Lincoln County distiller Phil Prichard, whose products include rum and whiskey, said the impending whiskey shortage will help his sales in two ways.
"People will buy my whiskey, of course, but when there's a shortage of whiskey, they'll be turning to rum," he said. "The demand for whiskey is huge right now, and for those of us in the rum business, we think that's absolutely marvelous. If I were only in the whiskey business, I might be crying in my glass right now.
"The big guys have a certain amount of reserves," said Prichard, who just opened his newest distillery at the Fontanel Mansion in Whites Creek. "But people like me can't keep up with the demand.

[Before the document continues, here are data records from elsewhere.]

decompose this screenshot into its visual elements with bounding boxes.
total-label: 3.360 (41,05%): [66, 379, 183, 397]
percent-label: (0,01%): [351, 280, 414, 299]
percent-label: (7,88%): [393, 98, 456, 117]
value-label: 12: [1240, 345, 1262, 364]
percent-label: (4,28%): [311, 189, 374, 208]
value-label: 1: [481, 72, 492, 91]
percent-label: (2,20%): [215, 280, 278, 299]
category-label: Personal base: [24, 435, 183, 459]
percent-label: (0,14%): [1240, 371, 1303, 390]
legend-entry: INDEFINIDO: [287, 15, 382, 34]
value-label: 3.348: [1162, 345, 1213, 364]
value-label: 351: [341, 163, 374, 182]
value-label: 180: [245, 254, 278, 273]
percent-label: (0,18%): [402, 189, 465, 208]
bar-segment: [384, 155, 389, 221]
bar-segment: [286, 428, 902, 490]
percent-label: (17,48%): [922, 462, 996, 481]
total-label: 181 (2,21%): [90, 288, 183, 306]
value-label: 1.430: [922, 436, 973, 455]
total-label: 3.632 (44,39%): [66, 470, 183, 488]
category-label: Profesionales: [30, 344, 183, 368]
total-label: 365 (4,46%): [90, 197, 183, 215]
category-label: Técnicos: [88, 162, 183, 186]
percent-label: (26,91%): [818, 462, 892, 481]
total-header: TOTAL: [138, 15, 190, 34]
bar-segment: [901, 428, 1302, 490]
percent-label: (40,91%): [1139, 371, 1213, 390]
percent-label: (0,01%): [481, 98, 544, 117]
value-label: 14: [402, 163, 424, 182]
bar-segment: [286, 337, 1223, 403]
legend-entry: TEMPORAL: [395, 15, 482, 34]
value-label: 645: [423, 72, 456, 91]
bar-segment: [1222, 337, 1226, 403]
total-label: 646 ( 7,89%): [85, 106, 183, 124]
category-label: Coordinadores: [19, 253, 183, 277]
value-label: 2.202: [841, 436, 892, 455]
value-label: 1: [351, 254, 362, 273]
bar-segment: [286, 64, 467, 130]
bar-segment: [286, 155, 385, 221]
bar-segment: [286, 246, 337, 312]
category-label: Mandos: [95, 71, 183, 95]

We're trying to meter our Tennessee whiskey so we don't have to allocate it."
The Corsair Artisan Distillery, one of Nashville's first craft whiskey operations, is ramping up to meet the challenge, said owner-distiller Darek Bell.
"We're investing a lot into expansion to build up more stocks," he said. "We've already gotten into 25 states and eight foreign countries, but we couldn't get into any more because demand from those markets keeps us from expanding. It's a great problem to have, but I don't want people to get angry and go off to another category like rum or something else."
Making more whiskey does take time, though, even for the little guys, Bell said.
"We could buy the biggest still in the world and the market isn't going to see any impact for a while," he said.